Modeling of the spread of disease using Cellular Automata and Nearest Neighbor Interactions

Depending on the institution and particular definitional boundaries employed, some major branches of bioengineering may be categorized as (note these may overlap):
- Biomedical engineering: application of engineering principles and design concepts to medicine and biology for healthcare purposes.
  - Tissue engineering
  - Neural engineering
  - Pharmaceutical engineering
  - Clinical engineering
  - Biomechanics
- Biochemical engineering: fermentation engineering, application of engineering principles to microscopic biological systems that are used to create new products by synthesis, including the production of protein from suitable raw materials.
- Biological systems engineering: application of engineering principles and design concepts to agriculture, food sciences, and ecosystems.
- Bioprocess engineering: develop technology to monitor the conditions of where a particular process takes place, (Ex: bioprocess design, biocatalysis, bioseparation, bioenergy)
- Environmental health engineering: application of engineering principles to control the environment for the health, comfort, and safety of human beings.
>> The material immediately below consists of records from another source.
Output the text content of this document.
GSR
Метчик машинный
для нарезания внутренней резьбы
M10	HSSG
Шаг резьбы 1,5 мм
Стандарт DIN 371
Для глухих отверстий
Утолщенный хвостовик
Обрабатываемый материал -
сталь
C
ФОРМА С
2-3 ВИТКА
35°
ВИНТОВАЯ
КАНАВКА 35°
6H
It includes the field of life-support systems for the exploration of outer space and the ocean.
- Human factors and ergonomics engineering: application of engineering, physiology, and psychology to the optimization of the human-machine relationship. (Ex: physical ergonomics, cognitive ergonomics, human–computer interaction)
- Biotechnology: the use of living systems and organisms to develop or make products. (Ex: pharmaceuticals, Bioinformatics, Genetic engineering.)
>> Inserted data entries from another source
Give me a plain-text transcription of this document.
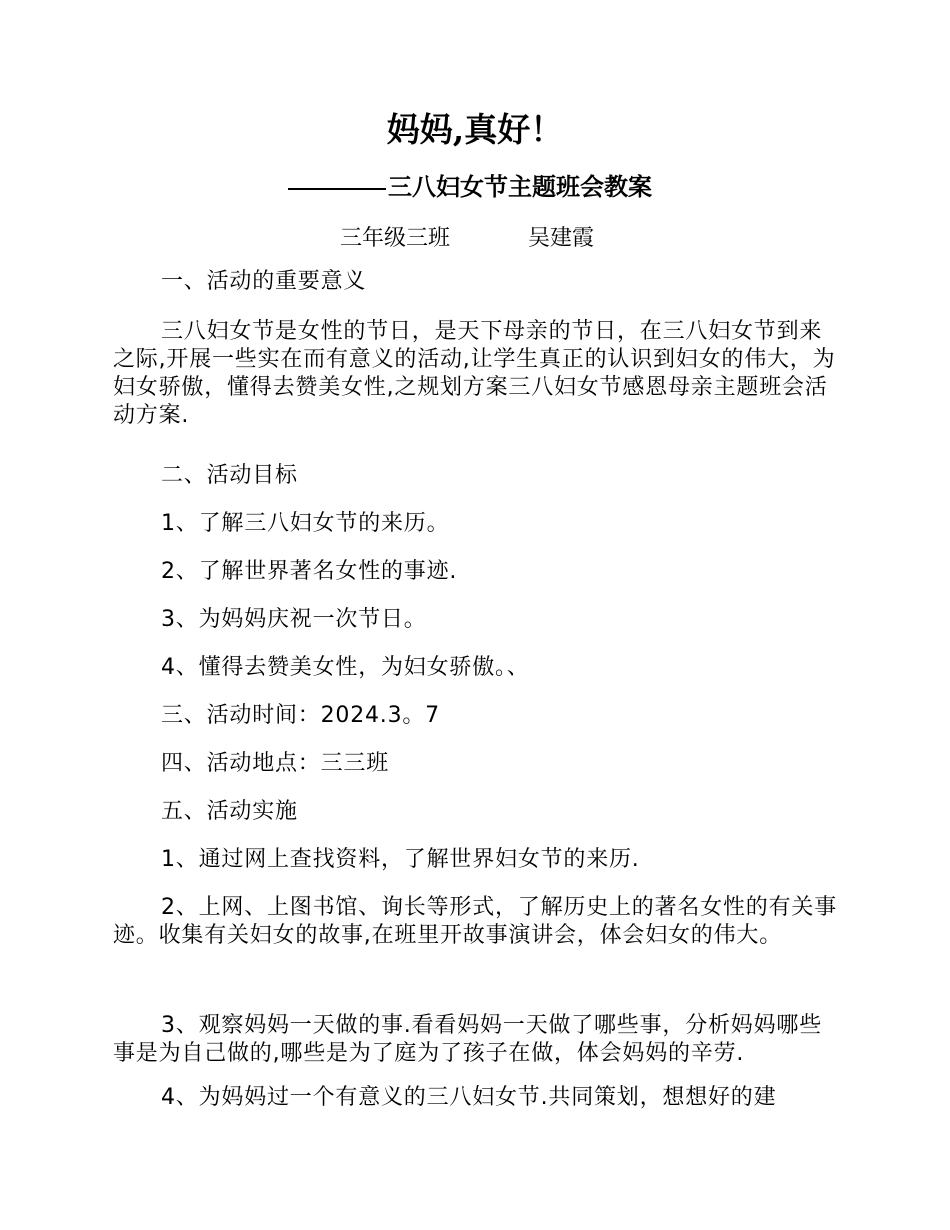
妈妈,真好！
三八妇女节主题班会教案
三年级三班	吴建霞

一、活动的重要意义

三八妇女节是女性的节日，是天下母亲的节日，在三八妇女节到来之际,开展一些实在而有意义的活动,让学生真正的认识到妇女的伟大，为妇女骄傲，懂得去赞美女性,之规划方案三八妇女节感恩母亲主题班会活动方案.

二、活动目标

1、了解三八妇女节的来历。

2、了解世界著名女性的事迹.

3、为妈妈庆祝一次节日。

4、懂得去赞美女性，为妇女骄傲。、

三、活动时间：2024.3。7

四、活动地点：三三班

五、活动实施

1、通过网上查找资料，了解世界妇女节的来历.

2、上网、上图书馆、询长等形式，了解历史上的著名女性的有关事迹。收集有关妇女的故事,在班里开故事演讲会，体会妇女的伟大。

3、观察妈妈一天做的事.看看妈妈一天做了哪些事，分析妈妈哪些事是为自己做的,哪些是为了庭为了孩子在做，体会妈妈的辛劳.

4、为妈妈过一个有意义的三八妇女节.共同策划，想想好的建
- Biomimetics: the imitation of models, systems, and elements of nature to solve complex human problems. (Ex: velcro, designed after George de Mestral noticed how easily burs stuck to a dog's hair.)
- Bioelectrical engineering
- Biomechanical engineering: is the application of mechanical engineering principles and biology to determine how these areas relate and how they can be integrated to potentially improve human health.
- Bionics: an integration of Biomedical, focused more on the robotics and assisted technologies. (Ex: prosthetics)
- Bioprinting: utilizing biomaterials to print cells, tissues and organs.
- Biorobotics: utilizing advanced electronics and sensors to make prosthetics or biohybrid robots.
- Systems biology: Molecules, cells, organs, and organisms are all investigated in terms of their interactions and behaviors.

== Organizations ==
- Accreditation Board for Engineering and Technology (ABET), the U.S.-based accreditation board for engineering B.S. programs, makes a distinction between biomedical engineering and biological engineering, though there is much overlap (see above).
- American Institute for Medical and Biological Engineering (AIMBE) is made up of 1,500 members. Their main goal is to educate the public about the value biological engineering has in our world, as well as invest in research and other programs to advance the field. They give out awards to those dedicated to innovation in the field, and awards of achievement in the field. (They do not have a direct contribution to biological engineering; they recognize those who do and encourage the public to continue that forward movement).
- Institute of Biological Engineering (IBE) is a non-profit organization that runs on donations alone. They aim to encourage the public to learn and to continue advancements in biological engineering. (Like AIMBE, they do not perform research directly; however, they offer scholarships to students who show promise in the field).
- Society for Biological Engineering (SBE) is a technological community associated with the American Institute of Chemical Engineers (AIChE). SBE hosts international conferences, and is a global organization of leading engineers and scientists dedicated to advancing the integration of biology with engineering.
- MediUnite Journal is a medical awareness campaign and newspaper that has often published biomedical findings and has cited biomedicine in various research papers.